Ask HN: Should LLMs have a "Candor" slider that says "no, that's a bad idea"?

Share This Post

I don’t want a “nice” AI. I want one that says: “Nope, that’s a bad idea.”

That is, I want a “Candor” control, like temperature but for willingness to push back.

When candor is high, the model should prioritize frank, corrective feedback over polite cooperation. When candor is low, it can stay supportive, but with guardrails that flag empty flattering and warn about mediocre ideas.

Why this matters
• Today’s defaults optimize for “no bad ideas.” That is fine for brainstorming, but it amplifies poor premises and rewards confident junk.
• Sycophancy is a known failure mode. The model learns to agree which gets positive user signals which reinforce.
• In reviews, product decisions, risk checks, etc, the right answer is often a simple “do not do that.”

Concrete proposal
• candor (0.0 – 1.0): probability the model will disagree or decline when evidence is weak or risk is high. Or maybe it doesn’t have to be literal “probability”.
• disagree_first: start responses with a plain verdict (for example “Short answer: do not ship this”) followed by rationale.
• risk_sensitivity: boost candor if the topic hits serious domains such as security/finance/health/safety.
• self_audit tag: append a note like “Pushed back due to weak evidence and downstream risk” that the user can see.

Examples
• candor=0.2 – “We could explore that. A few considerations first…” (gentle nudge, still collaborative)
• candor=0.8 + disagree_first=true – “No. This is likely to fail for X and introduces Y risk. If you must proceed, the safer alternative is A with guardrails B and C. Here is a minimal test to falsify the core assumption.”
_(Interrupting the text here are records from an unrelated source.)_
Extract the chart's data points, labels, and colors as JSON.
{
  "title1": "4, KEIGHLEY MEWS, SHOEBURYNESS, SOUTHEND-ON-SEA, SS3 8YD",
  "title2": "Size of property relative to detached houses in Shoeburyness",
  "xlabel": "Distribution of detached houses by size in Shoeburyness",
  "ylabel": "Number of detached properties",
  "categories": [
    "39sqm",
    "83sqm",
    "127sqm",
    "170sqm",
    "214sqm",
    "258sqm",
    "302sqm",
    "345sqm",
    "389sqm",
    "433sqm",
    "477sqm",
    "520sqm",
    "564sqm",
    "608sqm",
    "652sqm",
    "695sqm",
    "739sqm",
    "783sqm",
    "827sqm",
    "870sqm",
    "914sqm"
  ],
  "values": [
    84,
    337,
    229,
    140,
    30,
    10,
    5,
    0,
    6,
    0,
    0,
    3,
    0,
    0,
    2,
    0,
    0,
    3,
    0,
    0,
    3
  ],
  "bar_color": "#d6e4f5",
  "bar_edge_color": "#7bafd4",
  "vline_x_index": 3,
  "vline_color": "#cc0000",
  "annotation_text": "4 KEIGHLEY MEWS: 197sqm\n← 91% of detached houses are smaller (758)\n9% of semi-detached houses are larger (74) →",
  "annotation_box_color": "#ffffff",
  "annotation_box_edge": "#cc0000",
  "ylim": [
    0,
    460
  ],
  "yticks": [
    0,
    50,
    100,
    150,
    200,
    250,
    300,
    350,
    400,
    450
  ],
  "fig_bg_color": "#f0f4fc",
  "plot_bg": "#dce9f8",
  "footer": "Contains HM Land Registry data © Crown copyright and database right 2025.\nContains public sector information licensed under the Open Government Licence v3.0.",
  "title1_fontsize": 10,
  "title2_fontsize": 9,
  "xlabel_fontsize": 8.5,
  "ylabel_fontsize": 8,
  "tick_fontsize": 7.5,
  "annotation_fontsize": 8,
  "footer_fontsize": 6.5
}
What I would ship tomorrow
• A simple UI slider with labels: Gentle to Direct
• A toggle: “Prefer blunt truth over agreeable help”
• A warning chip when the model detects flattery without substance: “This reads like praise with low evidence.”

Some open questions
• How to avoid needless rudeness while preserving clarity (tone vs content separation)?
• What is the right metric for earned praise (citation density, novelty, constraints)?
• Where should the risk sensitivity kick in automatically vs be user controlled?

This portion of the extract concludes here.